Define these three methods, and the agent gains a domain-specific learning store. The default stores get you started, while custom stores let you teach your agent anything.

Learning agents in the real world

When agents learn across users, sessions, and time:

  • Support agents get better with every ticket
  • Customer success agents know every account, across teams
  • Healthcare agents retain long-term patient history beyond individual visits or providers
  • Financial advisors remember goals, risk tolerance, and years of “what ifs”

And eventually:

Agents learn from their own failures, propose changes to their instructions, and evolve with human approval.

That’s the endgame.

Learning machines roadmap

Learning Machine is already part of Agno. Here’s a look at where we are and where we’re going: 

  • Phase 1 *we’re testing this now*
    User profiles, session context, entity memory, and learned knowledge
  • Phase 2
    Decision logs and behavioral feedback will allow agents to learn from what actually happened
  • Phase 3
    Self-improvement enables agents to refine their own instructions over time.

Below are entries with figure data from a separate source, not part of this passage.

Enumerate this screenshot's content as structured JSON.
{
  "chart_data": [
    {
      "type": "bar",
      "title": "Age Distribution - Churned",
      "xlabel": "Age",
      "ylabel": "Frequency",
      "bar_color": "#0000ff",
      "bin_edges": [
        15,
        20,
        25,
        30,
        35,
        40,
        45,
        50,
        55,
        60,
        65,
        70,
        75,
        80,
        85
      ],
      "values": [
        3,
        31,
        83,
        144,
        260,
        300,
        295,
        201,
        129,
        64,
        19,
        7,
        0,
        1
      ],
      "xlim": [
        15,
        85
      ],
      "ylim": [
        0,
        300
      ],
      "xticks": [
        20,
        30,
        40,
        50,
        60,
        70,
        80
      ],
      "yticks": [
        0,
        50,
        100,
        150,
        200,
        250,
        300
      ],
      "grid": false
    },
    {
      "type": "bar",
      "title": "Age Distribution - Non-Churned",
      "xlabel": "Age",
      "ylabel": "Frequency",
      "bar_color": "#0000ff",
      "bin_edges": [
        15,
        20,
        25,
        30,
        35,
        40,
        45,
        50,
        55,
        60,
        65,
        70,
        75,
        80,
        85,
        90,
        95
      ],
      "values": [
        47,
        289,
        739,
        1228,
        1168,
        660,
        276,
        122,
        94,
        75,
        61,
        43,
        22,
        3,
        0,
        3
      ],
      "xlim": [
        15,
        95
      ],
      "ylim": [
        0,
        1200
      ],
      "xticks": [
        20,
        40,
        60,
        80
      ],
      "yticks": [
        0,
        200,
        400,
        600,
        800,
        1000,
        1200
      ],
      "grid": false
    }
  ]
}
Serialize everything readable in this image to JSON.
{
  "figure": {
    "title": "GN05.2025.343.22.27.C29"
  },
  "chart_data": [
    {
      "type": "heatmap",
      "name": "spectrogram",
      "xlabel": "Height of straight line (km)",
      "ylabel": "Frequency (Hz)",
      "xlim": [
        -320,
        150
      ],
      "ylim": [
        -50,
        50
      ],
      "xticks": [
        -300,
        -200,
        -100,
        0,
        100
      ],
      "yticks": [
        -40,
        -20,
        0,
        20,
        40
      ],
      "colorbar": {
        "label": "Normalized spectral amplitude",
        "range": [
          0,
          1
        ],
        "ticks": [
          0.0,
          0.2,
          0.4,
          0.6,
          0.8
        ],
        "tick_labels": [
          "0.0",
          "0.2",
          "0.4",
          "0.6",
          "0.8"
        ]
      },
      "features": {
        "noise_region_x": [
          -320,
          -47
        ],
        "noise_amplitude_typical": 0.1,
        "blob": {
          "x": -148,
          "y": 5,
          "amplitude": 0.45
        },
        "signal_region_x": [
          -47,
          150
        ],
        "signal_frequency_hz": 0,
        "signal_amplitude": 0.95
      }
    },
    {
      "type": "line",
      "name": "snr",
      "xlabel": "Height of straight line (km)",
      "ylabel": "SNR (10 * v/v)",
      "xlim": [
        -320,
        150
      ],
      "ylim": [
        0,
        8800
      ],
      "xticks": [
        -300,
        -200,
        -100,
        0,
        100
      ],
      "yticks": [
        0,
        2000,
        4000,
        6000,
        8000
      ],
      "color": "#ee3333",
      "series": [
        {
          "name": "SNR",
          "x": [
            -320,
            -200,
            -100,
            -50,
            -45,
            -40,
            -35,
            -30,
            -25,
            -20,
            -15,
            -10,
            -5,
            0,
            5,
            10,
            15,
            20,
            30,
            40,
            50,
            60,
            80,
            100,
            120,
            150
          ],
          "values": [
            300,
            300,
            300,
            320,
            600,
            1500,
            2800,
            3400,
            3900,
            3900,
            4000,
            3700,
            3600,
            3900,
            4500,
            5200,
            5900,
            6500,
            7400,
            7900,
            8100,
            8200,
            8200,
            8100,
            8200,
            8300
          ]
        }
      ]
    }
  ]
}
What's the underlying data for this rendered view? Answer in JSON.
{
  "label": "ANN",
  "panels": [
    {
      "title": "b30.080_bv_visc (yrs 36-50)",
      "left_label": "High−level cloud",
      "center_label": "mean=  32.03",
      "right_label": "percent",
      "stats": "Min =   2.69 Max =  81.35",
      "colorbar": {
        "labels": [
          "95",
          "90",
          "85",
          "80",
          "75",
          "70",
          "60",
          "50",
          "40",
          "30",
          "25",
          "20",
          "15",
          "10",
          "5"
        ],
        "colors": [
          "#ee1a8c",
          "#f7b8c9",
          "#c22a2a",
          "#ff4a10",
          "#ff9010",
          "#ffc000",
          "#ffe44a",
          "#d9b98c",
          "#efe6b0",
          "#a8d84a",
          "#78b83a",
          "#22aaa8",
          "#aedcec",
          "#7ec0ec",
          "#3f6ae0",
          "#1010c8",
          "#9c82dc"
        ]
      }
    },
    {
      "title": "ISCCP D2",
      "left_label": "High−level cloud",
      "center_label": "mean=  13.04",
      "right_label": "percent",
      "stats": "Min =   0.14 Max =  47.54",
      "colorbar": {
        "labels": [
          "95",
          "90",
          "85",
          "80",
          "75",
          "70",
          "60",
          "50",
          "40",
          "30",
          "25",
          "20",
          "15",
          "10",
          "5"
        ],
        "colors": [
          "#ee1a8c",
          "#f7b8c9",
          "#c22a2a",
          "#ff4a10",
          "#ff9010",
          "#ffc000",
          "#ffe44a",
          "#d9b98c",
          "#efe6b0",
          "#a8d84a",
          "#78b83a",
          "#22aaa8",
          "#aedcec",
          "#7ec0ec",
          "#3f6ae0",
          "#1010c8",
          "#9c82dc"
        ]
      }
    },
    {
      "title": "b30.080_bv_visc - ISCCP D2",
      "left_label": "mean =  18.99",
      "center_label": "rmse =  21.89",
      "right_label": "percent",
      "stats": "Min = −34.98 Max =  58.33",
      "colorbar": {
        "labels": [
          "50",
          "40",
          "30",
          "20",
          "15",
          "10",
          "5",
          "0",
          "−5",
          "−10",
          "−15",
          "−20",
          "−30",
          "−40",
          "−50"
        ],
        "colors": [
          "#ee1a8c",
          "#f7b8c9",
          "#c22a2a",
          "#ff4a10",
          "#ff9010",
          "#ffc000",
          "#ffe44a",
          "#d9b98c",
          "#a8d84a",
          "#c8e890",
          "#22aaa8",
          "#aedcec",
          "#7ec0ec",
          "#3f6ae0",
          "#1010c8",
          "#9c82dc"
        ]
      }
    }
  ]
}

As for how learning stores will expand, here’s what I know: the most valuable ones don’t exist yet. And they shouldn’t come from us. They’ll come from developers who understand their domains—legal, medical, finance, and operations—better than we ever could.

My bet's not that we built the right stores, but that we built the right protocol for others to build theirs.

Learning was always the goal, we just didn’t know it

Memory was never the goal. Learning was.

If this resonates, dig into the code, build a store, break something, and tell us what’s missing. That’s how Learning Machines will get better, just like the agents themselves.

What sounds like a semantic distinction at first glance isn’t one at all. It’s the difference between an agent that passively stores facts and one that actively improves over time.